Is the reason for mounting the spindle driver on the gantry so that the raw/constant 48v power instead of PWM is running next to the signal cables? That seems like good idea (a forehead slapper, actually, now that I think about it).

Also, as I mentioned above, the external unit for my house’s heat pump system is almost exactly on just the other side of the wall where the electronics are mounted. I guess it turning on and off could be a huge source of EMF spikes. Do you think that could be the culprit?

@SirGeekALot

  1. The power cord safety ground is not the ground I am talking about. Although continuity-wise they may be connected they also may create a long return path for high currents. I am literally suggesting connecting a single wire between both ground lugs irrespective of how the safety ground and AC is connected.
    This sounds nuts as a meter will tell you they are connected. This kind of problem is not a static one its all about insuring high speed currents flowing in inductors are following a short and predictable path from source to destination and back leaving as small a transient voltage drop as possible.

  2. I am trying to get all the source supply grounds to exactly the same point (transient potential) and not let those currents flow through other paths. You want to make sure 24v and 48 v current flows directly back to there sources (power supply) and are no way shifting each others ground. If they are connected to the same physical point their grounds have to be the same potential.

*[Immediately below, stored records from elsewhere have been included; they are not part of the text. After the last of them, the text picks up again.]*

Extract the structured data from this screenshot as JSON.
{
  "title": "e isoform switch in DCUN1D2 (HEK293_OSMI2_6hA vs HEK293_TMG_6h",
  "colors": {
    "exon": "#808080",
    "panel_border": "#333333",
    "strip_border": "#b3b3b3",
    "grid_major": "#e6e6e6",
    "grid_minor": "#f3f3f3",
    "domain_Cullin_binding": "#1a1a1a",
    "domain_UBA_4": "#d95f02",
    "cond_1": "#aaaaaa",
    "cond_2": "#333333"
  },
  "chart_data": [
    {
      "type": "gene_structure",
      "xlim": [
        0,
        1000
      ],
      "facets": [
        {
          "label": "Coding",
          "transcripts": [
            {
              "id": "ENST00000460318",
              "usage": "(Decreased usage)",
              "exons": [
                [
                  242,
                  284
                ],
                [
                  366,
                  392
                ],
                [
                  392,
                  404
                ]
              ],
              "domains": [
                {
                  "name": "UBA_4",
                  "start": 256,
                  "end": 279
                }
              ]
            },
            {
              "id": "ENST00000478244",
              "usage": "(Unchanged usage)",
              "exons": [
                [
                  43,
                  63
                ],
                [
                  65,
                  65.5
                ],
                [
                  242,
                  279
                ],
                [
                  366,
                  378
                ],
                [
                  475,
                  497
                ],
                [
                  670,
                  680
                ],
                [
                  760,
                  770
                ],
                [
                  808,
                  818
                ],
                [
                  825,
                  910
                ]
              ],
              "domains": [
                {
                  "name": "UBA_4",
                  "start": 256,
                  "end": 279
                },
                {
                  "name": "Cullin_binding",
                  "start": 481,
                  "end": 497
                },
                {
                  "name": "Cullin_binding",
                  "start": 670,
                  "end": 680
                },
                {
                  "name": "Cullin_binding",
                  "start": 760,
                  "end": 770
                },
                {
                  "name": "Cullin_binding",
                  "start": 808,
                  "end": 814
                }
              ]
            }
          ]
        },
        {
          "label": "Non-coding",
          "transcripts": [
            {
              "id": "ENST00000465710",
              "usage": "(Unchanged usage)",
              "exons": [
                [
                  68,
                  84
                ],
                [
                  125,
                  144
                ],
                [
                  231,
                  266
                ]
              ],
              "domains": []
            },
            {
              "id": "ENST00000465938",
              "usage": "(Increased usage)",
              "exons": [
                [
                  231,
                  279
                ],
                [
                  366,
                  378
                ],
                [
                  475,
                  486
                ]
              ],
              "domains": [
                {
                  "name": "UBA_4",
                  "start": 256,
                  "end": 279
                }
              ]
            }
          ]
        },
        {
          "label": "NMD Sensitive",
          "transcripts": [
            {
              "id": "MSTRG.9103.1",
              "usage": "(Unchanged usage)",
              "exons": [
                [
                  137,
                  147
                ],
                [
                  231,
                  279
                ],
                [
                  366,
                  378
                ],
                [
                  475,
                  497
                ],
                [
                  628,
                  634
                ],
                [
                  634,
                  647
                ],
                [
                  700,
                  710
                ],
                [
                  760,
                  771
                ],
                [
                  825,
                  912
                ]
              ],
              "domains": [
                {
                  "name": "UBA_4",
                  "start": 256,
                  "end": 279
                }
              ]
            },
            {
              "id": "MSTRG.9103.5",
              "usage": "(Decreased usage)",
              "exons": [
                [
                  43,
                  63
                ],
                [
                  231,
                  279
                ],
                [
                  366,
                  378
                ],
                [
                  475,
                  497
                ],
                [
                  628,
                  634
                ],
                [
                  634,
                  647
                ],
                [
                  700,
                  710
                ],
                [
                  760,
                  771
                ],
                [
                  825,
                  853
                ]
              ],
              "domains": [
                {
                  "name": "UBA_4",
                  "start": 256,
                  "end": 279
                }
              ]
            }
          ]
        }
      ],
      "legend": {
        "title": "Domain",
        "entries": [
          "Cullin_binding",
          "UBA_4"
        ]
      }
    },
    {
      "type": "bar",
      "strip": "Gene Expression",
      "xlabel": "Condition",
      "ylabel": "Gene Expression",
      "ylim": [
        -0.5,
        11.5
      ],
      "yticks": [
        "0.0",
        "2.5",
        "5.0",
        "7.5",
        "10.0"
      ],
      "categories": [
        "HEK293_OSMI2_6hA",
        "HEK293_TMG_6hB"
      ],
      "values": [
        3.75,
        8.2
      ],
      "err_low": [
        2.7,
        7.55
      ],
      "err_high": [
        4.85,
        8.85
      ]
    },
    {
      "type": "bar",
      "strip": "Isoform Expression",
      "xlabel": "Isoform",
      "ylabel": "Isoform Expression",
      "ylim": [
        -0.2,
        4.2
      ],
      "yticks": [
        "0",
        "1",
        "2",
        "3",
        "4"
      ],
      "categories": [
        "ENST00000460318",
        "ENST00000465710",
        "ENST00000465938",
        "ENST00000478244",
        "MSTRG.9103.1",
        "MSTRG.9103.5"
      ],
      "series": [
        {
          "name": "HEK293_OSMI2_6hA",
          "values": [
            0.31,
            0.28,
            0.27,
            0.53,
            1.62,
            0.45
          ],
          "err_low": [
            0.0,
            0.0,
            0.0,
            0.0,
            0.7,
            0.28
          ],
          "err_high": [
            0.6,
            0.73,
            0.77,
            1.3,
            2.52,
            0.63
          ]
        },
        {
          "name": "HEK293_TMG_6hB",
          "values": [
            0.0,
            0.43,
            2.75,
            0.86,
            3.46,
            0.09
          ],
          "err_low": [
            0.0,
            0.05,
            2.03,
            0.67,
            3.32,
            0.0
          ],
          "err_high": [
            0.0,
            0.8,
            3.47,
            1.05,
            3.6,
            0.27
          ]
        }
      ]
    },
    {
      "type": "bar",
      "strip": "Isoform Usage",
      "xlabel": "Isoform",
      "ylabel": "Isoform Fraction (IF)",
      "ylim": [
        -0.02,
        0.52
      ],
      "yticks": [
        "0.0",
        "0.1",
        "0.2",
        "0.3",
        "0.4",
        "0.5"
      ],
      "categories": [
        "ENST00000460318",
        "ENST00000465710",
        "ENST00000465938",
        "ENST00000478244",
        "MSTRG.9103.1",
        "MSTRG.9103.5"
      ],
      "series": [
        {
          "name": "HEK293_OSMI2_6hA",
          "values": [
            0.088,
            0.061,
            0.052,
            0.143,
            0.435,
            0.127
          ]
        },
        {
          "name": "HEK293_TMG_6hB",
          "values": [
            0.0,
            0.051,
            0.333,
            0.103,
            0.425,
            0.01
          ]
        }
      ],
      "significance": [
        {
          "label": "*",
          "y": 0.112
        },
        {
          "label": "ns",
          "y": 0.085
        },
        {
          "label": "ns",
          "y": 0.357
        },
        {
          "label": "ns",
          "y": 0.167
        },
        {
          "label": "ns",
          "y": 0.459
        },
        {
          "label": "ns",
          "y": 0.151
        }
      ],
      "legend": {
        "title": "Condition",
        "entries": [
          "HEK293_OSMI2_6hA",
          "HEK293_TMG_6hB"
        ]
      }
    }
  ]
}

  3. This is trying to get the high spindle motor currents away from the other wiring by running it down the other side. If you move the spindle driver to the gantry you don’t need to do this.

Why put the driver on the gantry? The spindle draws significant current on start up and during load transitions and can be the source of conducted and radiated noise. These transitions have very fast slew rates driving a lot of motor inductance. The long wire going through the drag chain is a good antenna and can easily shift grounds. On the other hand if the 48v supply has good ac response you should see few transitions in the motor driver supply leads. Having the wire from the driver to the motor short as possible is good hygiene from a multitude of perspectives.

I doubt your pump is causing EMF problems but it could be injecting noise into the AC that is making it back through the 24V supply. We should look at this as a last resort.

My bet is that your wiring is to long and you have radiated and conductive noise from the grounding design and wire routing.

I still do not understand what the LED on the Tiny G are telling us when it fails. What lights are lit what color?

@donkjr it would be pretty easy for me to relocate the spindle driver by attaching it to the plate on top of the z axis extrusion (see photo). Acceptable, or too close to the spindle and/or stepper motor?

Relocated spindle speed controller to gantry. Running a test now (the job I’ve been trying to finish).

Here is what the TinyG lights look like while it is running ok (so far).

@SirGeekALot I think you would be ok with that gantry location noisy motors next to noisy motors are usually ok.

@SirGeekALot Does this mean its working now???
If it fails again please note what the CP serial console reports. There should be a status line that has an error code. Perhaps a photo.